Barbock bezeichnete China als eine wichtige Weltmacht und sagte, Deutschland schätze Chinas ehrgeiziges Ziel, die Emissionen zu reduzieren, und seine beispielhafte Rolle bei der Bekämpfung des Klimawandels.

Sie sagte, Deutschland sei bereit, die Zusammenarbeit mit China bei der grünen Transformation und innovativen Entwicklung zu stärken und in Bereichen wie der Erreichung des Ziels des Pariser Klimaabkommens und der gemeinsamen Bewältigung globaler Herausforderungen eine Führungsrolle zu übernehmen.

Sie tauschten sich auch über die Ukraine-Frage aus.

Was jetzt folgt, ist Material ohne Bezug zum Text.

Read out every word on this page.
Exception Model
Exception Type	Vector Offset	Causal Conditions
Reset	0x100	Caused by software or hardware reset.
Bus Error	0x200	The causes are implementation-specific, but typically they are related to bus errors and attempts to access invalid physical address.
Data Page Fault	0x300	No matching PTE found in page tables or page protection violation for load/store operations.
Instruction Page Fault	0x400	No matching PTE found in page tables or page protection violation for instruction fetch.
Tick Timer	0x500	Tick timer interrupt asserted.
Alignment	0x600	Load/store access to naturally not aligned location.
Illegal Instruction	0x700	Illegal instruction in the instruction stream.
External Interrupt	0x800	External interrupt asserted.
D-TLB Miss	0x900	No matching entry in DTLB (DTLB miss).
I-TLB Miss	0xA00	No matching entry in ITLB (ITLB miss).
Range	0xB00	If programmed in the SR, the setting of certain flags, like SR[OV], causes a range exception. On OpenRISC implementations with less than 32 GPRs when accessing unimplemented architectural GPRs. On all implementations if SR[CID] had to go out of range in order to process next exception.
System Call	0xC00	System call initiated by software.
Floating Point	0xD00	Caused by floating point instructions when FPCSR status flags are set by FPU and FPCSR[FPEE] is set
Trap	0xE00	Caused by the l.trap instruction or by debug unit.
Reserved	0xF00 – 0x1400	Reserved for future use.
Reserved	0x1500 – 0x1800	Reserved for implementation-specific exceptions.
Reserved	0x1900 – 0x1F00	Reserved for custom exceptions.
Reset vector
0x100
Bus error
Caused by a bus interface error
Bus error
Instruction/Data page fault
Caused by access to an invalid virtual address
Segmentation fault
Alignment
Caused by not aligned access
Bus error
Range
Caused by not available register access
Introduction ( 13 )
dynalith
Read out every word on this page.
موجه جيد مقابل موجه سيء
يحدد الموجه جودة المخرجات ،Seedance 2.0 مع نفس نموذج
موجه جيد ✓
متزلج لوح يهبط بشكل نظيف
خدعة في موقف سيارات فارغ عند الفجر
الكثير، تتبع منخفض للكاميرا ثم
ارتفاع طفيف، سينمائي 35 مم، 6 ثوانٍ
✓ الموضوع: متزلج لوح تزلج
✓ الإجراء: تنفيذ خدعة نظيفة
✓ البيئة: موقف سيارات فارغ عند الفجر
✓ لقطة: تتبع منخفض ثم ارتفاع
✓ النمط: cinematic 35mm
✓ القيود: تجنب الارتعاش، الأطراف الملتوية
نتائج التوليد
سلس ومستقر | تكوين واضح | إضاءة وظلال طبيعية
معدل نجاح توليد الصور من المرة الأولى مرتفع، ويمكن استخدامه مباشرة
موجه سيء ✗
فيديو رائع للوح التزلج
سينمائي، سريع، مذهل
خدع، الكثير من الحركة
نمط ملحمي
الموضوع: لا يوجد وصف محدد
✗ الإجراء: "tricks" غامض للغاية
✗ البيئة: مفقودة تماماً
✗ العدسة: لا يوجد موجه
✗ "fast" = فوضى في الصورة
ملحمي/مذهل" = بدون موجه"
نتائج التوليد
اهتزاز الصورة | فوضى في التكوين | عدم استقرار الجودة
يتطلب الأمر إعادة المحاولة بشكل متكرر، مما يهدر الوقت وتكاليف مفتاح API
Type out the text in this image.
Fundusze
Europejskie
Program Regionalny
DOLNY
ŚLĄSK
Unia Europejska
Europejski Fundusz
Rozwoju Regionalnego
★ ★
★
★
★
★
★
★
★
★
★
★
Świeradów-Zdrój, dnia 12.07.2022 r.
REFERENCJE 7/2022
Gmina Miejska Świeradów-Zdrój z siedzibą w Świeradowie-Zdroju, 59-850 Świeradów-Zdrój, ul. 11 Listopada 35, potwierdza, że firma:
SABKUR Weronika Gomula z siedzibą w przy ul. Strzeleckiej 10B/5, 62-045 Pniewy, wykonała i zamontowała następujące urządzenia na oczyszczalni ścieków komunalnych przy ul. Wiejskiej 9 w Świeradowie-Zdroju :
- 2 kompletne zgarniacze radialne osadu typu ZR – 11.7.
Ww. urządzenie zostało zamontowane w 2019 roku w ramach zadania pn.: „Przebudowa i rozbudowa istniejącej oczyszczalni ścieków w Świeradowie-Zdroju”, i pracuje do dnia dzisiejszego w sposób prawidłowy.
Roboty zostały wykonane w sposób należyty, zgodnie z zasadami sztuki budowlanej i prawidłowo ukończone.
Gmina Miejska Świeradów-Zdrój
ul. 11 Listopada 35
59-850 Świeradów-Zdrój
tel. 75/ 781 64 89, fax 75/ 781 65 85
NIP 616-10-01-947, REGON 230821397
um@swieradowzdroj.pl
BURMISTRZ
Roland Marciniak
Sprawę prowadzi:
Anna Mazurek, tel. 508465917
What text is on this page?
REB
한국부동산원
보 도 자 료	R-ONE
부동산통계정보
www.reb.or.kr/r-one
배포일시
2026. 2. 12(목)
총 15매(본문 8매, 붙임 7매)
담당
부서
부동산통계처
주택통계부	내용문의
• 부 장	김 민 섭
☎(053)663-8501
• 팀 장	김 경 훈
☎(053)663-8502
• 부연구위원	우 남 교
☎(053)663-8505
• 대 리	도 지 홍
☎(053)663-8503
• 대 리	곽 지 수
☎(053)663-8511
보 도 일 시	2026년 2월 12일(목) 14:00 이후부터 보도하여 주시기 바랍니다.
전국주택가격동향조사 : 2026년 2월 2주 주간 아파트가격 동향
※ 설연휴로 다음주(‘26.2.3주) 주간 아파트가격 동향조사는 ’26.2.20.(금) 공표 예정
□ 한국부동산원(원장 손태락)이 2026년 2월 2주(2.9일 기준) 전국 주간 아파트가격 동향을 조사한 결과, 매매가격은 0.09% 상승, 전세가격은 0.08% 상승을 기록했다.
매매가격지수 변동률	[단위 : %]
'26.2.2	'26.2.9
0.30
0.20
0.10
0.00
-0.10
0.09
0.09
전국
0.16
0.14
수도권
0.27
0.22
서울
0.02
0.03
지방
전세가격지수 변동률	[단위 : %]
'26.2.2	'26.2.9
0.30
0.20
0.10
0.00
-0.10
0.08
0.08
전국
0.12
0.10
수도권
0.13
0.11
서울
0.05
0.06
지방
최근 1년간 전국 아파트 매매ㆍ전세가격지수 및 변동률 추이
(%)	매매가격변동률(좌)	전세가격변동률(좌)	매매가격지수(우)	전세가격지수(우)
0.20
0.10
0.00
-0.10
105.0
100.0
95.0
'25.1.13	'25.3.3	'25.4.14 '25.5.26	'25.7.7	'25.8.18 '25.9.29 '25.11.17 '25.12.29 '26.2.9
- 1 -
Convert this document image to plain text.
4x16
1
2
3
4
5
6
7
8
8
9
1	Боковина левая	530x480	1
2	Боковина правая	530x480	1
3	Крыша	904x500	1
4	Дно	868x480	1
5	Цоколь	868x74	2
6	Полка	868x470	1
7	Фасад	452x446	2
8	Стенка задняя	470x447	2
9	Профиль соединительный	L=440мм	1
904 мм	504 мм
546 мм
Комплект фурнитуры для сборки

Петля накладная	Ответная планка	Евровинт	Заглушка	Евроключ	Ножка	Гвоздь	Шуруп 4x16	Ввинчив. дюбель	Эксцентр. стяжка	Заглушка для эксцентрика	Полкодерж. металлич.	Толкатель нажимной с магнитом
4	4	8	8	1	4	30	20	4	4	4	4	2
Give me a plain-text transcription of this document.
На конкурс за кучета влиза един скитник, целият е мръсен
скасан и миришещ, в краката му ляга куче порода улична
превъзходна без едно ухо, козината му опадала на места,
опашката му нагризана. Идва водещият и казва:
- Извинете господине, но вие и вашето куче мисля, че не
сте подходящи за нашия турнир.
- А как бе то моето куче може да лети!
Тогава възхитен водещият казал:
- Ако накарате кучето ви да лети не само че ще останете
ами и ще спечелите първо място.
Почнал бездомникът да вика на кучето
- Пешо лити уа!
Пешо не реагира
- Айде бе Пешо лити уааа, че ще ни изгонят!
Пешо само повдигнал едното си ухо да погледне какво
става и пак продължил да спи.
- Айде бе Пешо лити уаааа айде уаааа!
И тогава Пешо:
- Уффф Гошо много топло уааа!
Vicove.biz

Wang erläuterte die „vier Gebote“, die der chinesische Präsident Xi Jinping zu diesem Thema vorgebracht habe, und sagte, die chinesische Seite habe sich immer dafür eingesetzt, Friedensgespräche zu erleichtern. Er sagte, die internationale Gemeinschaft solle konzertierte Anstrengungen unternehmen, um einen Waffenstillstand zu gewährleisten und den Konflikt zu beenden, damit bald Frieden erreicht werden könne.

In der Zwischenzeit, fügte Wang hinzu, sollten die humanitären Notfälle und die Spillover-Effekte der Krise angemessen behandelt werden.

Die beiden Seiten tauschten sich unter anderem auch über die Nuklearfrage auf der koreanischen Halbinsel aus.